With another Ontario franchise on the horizon, there’s no doubt that league officials and those with the new Waterloo team will look towards the River Lions for inspiration. After launching the team last summer, this franchise has done everything right; impressive team media, fantastic community engagement, business sponsorships, impressive gate receipts, and marketable players have made Niagara a flagship NBLC market. Richard Petko and co. have been incredibly visible during the season, making even the casual fan feel their involvement. While second seasons are always a tough slog for new franchises, the River Lions are set to thrive in 2016/17.

5. Moncton’s Ownership

Speaking of franchises, this was a crucial year for the Moncton Miracles. Entering another season under league ownership, fans of the club were eager to find another group willing to keep the NBLC original in the Moncton Coliseum. Commissioner David Magley found that local ownership near the end of the moderately successful season on the court, where the fast and exciting play of Paul Mokeski’s version of the Miracles helped contribute to a banner year for the franchise.

6. London's Playoff Run

When an undersized London Lightning stumbled through April on their way to first seed in the Central, there were many doubters. How could the Bolts, who lost big men Nick Evans and Chad Posthumus, handle playoff basketball with either Akeem Wright or Stephen Maxwell, both 6’7”, having to man the front court? Well, size didn’t matter for Kyle Julius, who got the most out of his key contributors down the stretch. With ”The Akeems” of Akeem Scott and Wright posting incredible numbers through the first two series, nothing else seemed to matter. Scott’s drives to the rim made him an instant fan favourite, even though he had only joined the team a month before their playoff run. Other heroic performances by veteran Garrett Williamson and rookie Maxwell etched their names in the Lightning’s history book alongside NBLC greats like Tim Ellis and Gabe Freeman, despite the fact they fell short in the final game of the season.

7. Logan Stutz

The Niagara River Lions were blessed in their inaugural season with a level of individual impact that we haven’t seen in the NBLC for a number of years. 2015/16 MVP Logan Stutz exploded out of the gate for the River Lions, averaging an incredibly even 22ppg through the month of January on a team that failed to win many games during that span. While his point production was impressive enough, the London Lightning camp invitee was also nearly perfect on the boards, averaging nine rebounds per contest throughout the season. While his numbers dropped near the end of the campaign, there is no doubting how valuable he was to a struggling team — and how much more impressive his numbers are considering that.
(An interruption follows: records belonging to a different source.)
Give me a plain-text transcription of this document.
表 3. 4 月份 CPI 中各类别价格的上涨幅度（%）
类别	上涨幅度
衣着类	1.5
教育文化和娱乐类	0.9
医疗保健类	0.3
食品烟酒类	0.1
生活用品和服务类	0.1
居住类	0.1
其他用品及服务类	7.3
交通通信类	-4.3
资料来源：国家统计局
8. Saint John’s Veteran Experiment

With arguably the most experienced lineup in NBL Canada history, it looked as if Saint John would be a lock for their first NBLC Finals appearance when the season started in December. Gabe Freeman, Al Stewart, and Anthony Anderson offered a “big three” reputation while bringing MVP awards and extensive NBLC experience with them. The decision to go to veteran talent was seen as an experiment by Rob Spon and the Mill Rats — considering how the level of play in the league has increased year-over-year. Despite a disastrous end to the season, the Mill Rats were always considered one of the top teams in the league, proving that veteran leadership can take you places in the NBLC.